Let's say the voltage across the capacitor is a cosine wave. \$v_c=\cos(\omega t) \$.
Due to the complex exponential function we can write this as \$v_c=\Re(e^{j\omega t}) \$.
Let's calculate the current
$$i_c=C \cdot \frac{d}{dt}\Re(e^{j\omega t}) $$
$$i_c=C \cdot j\omega \Re(e^{j\omega t}) $$
$$i_c=j\omega C\cdot v_c $$
The impedance is defined as \$Z_c=\frac{v_c}{i_c} \$.
Which finally makes us arrive at
$$Z_c=\bigg(\frac{i_c}{v_c}\bigg)^{-1}=\frac{v_c}{i_c}=\frac{1}{j\omega C} $$
A similar thing can be done for an inductor.
My question is, do these formulas always hold?
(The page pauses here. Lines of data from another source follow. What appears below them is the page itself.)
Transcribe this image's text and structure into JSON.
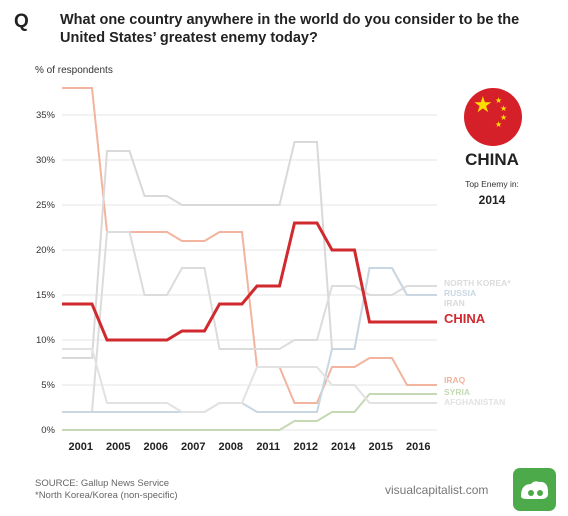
{
  "header": {
    "q_mark": "Q",
    "title": "What one country anywhere in the world do you consider to be the United States’ greatest enemy today?"
  },
  "highlight": {
    "country": "CHINA",
    "caption": "Top Enemy in:",
    "year": "2014",
    "flag_icon": "china-flag-icon"
  },
  "footer": {
    "source": "SOURCE: Gallup News Service",
    "note": "*North Korea/Korea (non-specific)",
    "brand": "visualcapitalist.com",
    "brand_icon": "visual-capitalist-logo-icon"
  },
  "chart_data": {
    "type": "line",
    "unit_label": "% of respondents",
    "x": [
      2001,
      2005,
      2006,
      2007,
      2008,
      2011,
      2012,
      2014,
      2015,
      2016
    ],
    "xlim": [
      2001,
      2016
    ],
    "ylim": [
      0,
      38
    ],
    "y_ticks": [
      0,
      5,
      10,
      15,
      20,
      25,
      30,
      35
    ],
    "y_tick_labels": [
      "0%",
      "5%",
      "10%",
      "15%",
      "20%",
      "25%",
      "30%",
      "35%"
    ],
    "grid": true,
    "style": "step",
    "series": [
      {
        "name": "IRAQ",
        "color": "#f2b49e",
        "values": [
          38,
          22,
          22,
          21,
          22,
          7,
          3,
          7,
          8,
          5
        ]
      },
      {
        "name": "IRAN",
        "color": "#d9d9d9",
        "values": [
          8,
          31,
          26,
          25,
          25,
          25,
          32,
          9,
          18,
          15
        ]
      },
      {
        "name": "NORTH KOREA*",
        "color": "#dcdcdc",
        "values": [
          2,
          22,
          15,
          18,
          9,
          9,
          10,
          16,
          15,
          16
        ]
      },
      {
        "name": "RUSSIA",
        "color": "#c9d7e2",
        "values": [
          2,
          2,
          2,
          2,
          3,
          2,
          2,
          9,
          18,
          15
        ]
      },
      {
        "name": "SYRIA",
        "color": "#c5d9b5",
        "values": [
          0,
          0,
          0,
          0,
          0,
          0,
          1,
          2,
          4,
          4
        ]
      },
      {
        "name": "AFGHANISTAN",
        "color": "#e2e2e2",
        "values": [
          9,
          3,
          3,
          2,
          3,
          7,
          7,
          5,
          3,
          3
        ]
      },
      {
        "name": "CHINA",
        "color": "#d02a2f",
        "values": [
          14,
          10,
          10,
          11,
          14,
          16,
          23,
          20,
          12,
          12
        ]
      }
    ],
    "highlight_series": "CHINA"
  }
}
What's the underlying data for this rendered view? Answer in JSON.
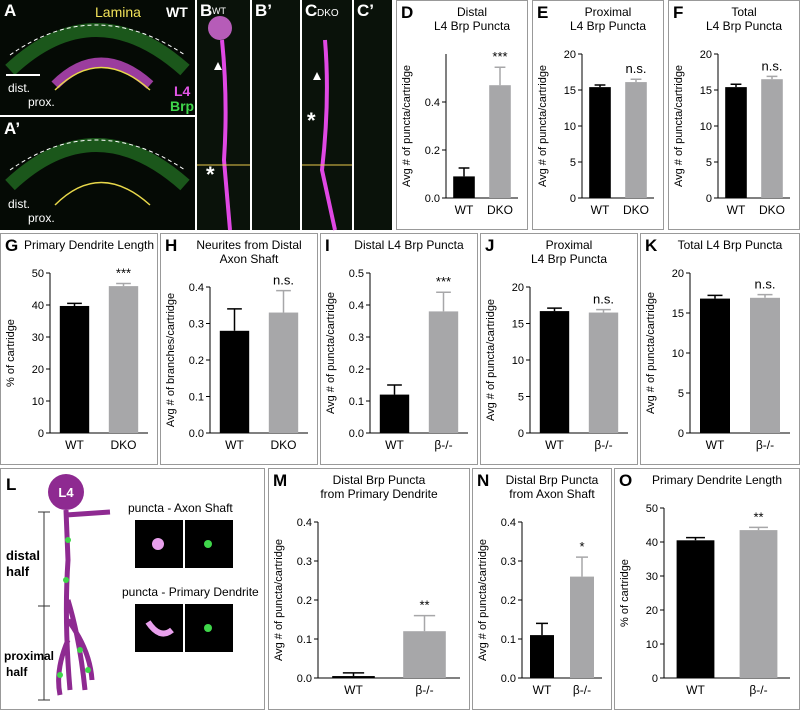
{
  "images": [
    {
      "letter": "A",
      "labels": [
        "Lamina",
        "WT",
        "L4",
        "Brp",
        "dist.",
        "prox."
      ]
    },
    {
      "letter": "A’",
      "labels": [
        "dist.",
        "prox."
      ]
    },
    {
      "letter": "B",
      "labels": [
        "WT",
        "*"
      ]
    },
    {
      "letter": "B’",
      "labels": []
    },
    {
      "letter": "C",
      "labels": [
        "DKO",
        "*"
      ]
    },
    {
      "letter": "C’",
      "labels": []
    }
  ],
  "diagram": {
    "letter": "L",
    "cell": "L4",
    "distal": [
      "distal",
      "half"
    ],
    "proximal": [
      "proximal",
      "half"
    ],
    "inset_axon": "puncta - Axon Shaft",
    "inset_dendrite": "puncta - Primary Dendrite"
  },
  "chart_data": [
    {
      "type": "bar",
      "panel": "D",
      "title": [
        "Distal",
        "L4 Brp Puncta"
      ],
      "ylabel": "Avg # of puncta/cartridge",
      "categories": [
        "WT",
        "DKO"
      ],
      "values": [
        0.09,
        0.47
      ],
      "errors": [
        0.035,
        0.075
      ],
      "colors": [
        "#000000",
        "#a7a7a9"
      ],
      "ylim": [
        0,
        0.6
      ],
      "yticks": [
        {
          "value": 0,
          "label": "0.0"
        },
        0.2,
        0.4
      ],
      "annotation": "***"
    },
    {
      "type": "bar",
      "panel": "E",
      "title": [
        "Proximal",
        "L4 Brp Puncta"
      ],
      "ylabel": "Avg # of puncta/cartridge",
      "categories": [
        "WT",
        "DKO"
      ],
      "values": [
        15.4,
        16.1
      ],
      "errors": [
        0.3,
        0.4
      ],
      "colors": [
        "#000000",
        "#a7a7a9"
      ],
      "ylim": [
        0,
        20
      ],
      "yticks": [
        0,
        5,
        10,
        15,
        20
      ],
      "annotation": "n.s."
    },
    {
      "type": "bar",
      "panel": "F",
      "title": [
        "Total",
        "L4 Brp Puncta"
      ],
      "ylabel": "Avg # of puncta/cartridge",
      "categories": [
        "WT",
        "DKO"
      ],
      "values": [
        15.4,
        16.5
      ],
      "errors": [
        0.4,
        0.4
      ],
      "colors": [
        "#000000",
        "#a7a7a9"
      ],
      "ylim": [
        0,
        20
      ],
      "yticks": [
        0,
        5,
        10,
        15,
        20
      ],
      "annotation": "n.s."
    },
    {
      "type": "bar",
      "panel": "G",
      "title": [
        "Primary Dendrite Length"
      ],
      "ylabel": "% of cartridge",
      "categories": [
        "WT",
        "DKO"
      ],
      "values": [
        39.7,
        45.9
      ],
      "errors": [
        0.8,
        0.8
      ],
      "colors": [
        "#000000",
        "#a7a7a9"
      ],
      "ylim": [
        0,
        50
      ],
      "yticks": [
        0,
        10,
        20,
        30,
        40,
        50
      ],
      "annotation": "***"
    },
    {
      "type": "bar",
      "panel": "H",
      "title": [
        "Neurites from Distal",
        "Axon Shaft"
      ],
      "ylabel": "Avg # of branches/cartridge",
      "categories": [
        "WT",
        "DKO"
      ],
      "values": [
        0.28,
        0.33
      ],
      "errors": [
        0.06,
        0.06
      ],
      "colors": [
        "#000000",
        "#a7a7a9"
      ],
      "ylim": [
        0,
        0.4
      ],
      "yticks": [
        {
          "value": 0,
          "label": "0.0"
        },
        0.1,
        0.2,
        0.3,
        0.4
      ],
      "annotation": "n.s."
    },
    {
      "type": "bar",
      "panel": "I",
      "title": [
        "Distal L4 Brp Puncta"
      ],
      "ylabel": "Avg # of puncta/cartridge",
      "categories": [
        "WT",
        "β-/-"
      ],
      "values": [
        0.12,
        0.38
      ],
      "errors": [
        0.03,
        0.06
      ],
      "colors": [
        "#000000",
        "#a7a7a9"
      ],
      "ylim": [
        0,
        0.5
      ],
      "yticks": [
        {
          "value": 0,
          "label": "0.0"
        },
        0.1,
        0.2,
        0.3,
        0.4,
        0.5
      ],
      "annotation": "***"
    },
    {
      "type": "bar",
      "panel": "J",
      "title": [
        "Proximal",
        "L4 Brp Puncta"
      ],
      "ylabel": "Avg # of puncta/cartridge",
      "categories": [
        "WT",
        "β-/-"
      ],
      "values": [
        16.7,
        16.5
      ],
      "errors": [
        0.4,
        0.4
      ],
      "colors": [
        "#000000",
        "#a7a7a9"
      ],
      "ylim": [
        0,
        20
      ],
      "yticks": [
        0,
        5,
        10,
        15,
        20
      ],
      "annotation": "n.s."
    },
    {
      "type": "bar",
      "panel": "K",
      "title": [
        "Total L4 Brp Puncta"
      ],
      "ylabel": "Avg # of puncta/cartridge",
      "categories": [
        "WT",
        "β-/-"
      ],
      "values": [
        16.8,
        16.9
      ],
      "errors": [
        0.4,
        0.4
      ],
      "colors": [
        "#000000",
        "#a7a7a9"
      ],
      "ylim": [
        0,
        20
      ],
      "yticks": [
        0,
        5,
        10,
        15,
        20
      ],
      "annotation": "n.s."
    },
    {
      "type": "bar",
      "panel": "M",
      "title": [
        "Distal Brp Puncta",
        "from Primary Dendrite"
      ],
      "ylabel": "Avg # of puncta/cartridge",
      "categories": [
        "WT",
        "β-/-"
      ],
      "values": [
        0.005,
        0.12
      ],
      "errors": [
        0.008,
        0.04
      ],
      "colors": [
        "#000000",
        "#a7a7a9"
      ],
      "ylim": [
        0,
        0.4
      ],
      "yticks": [
        {
          "value": 0,
          "label": "0.0"
        },
        0.1,
        0.2,
        0.3,
        0.4
      ],
      "annotation": "**"
    },
    {
      "type": "bar",
      "panel": "N",
      "title": [
        "Distal Brp Puncta",
        "from Axon Shaft"
      ],
      "ylabel": "Avg # of puncta/cartridge",
      "categories": [
        "WT",
        "β-/-"
      ],
      "values": [
        0.11,
        0.26
      ],
      "errors": [
        0.03,
        0.05
      ],
      "colors": [
        "#000000",
        "#a7a7a9"
      ],
      "ylim": [
        0,
        0.4
      ],
      "yticks": [
        {
          "value": 0,
          "label": "0.0"
        },
        0.1,
        0.2,
        0.3,
        0.4
      ],
      "annotation": "*"
    },
    {
      "type": "bar",
      "panel": "O",
      "title": [
        "Primary Dendrite Length"
      ],
      "ylabel": "% of cartridge",
      "categories": [
        "WT",
        "β-/-"
      ],
      "values": [
        40.5,
        43.5
      ],
      "errors": [
        0.8,
        0.8
      ],
      "colors": [
        "#000000",
        "#a7a7a9"
      ],
      "ylim": [
        0,
        50
      ],
      "yticks": [
        0,
        10,
        20,
        30,
        40,
        50
      ],
      "annotation": "**"
    }
  ]
}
In the derivation I assumed that the voltage was a sinusoid (well, a phase shifted sinusoid) but this is not always the case.
What if the voltage across the capacitor is a sawtooth function or maybe a triangle wave? Then the derivation above wouldn't work at all.
Best Answer
The differential equations which use \$\frac{di}{dt}\$ and \$\frac{dV}{dt}\$ are more fundamental. They do not do not care about any abstractions such as "frequency", "sinusoids", or "canned" waveforms which, in a sense, need you to know what is going to happen in the future. As a result, you can always use the differential equations.
The impedance equations which use \$\omega\$ are derived from the differential equations using sinusoids as inputs. If you choose to work with the impedance equations instead of the differential equations then you need to break the input down into component sinusoids using Fourier analysis, perform the analysis for each sinusoid than add them up again at the end via super position. Don't forget to account for the phase shifts.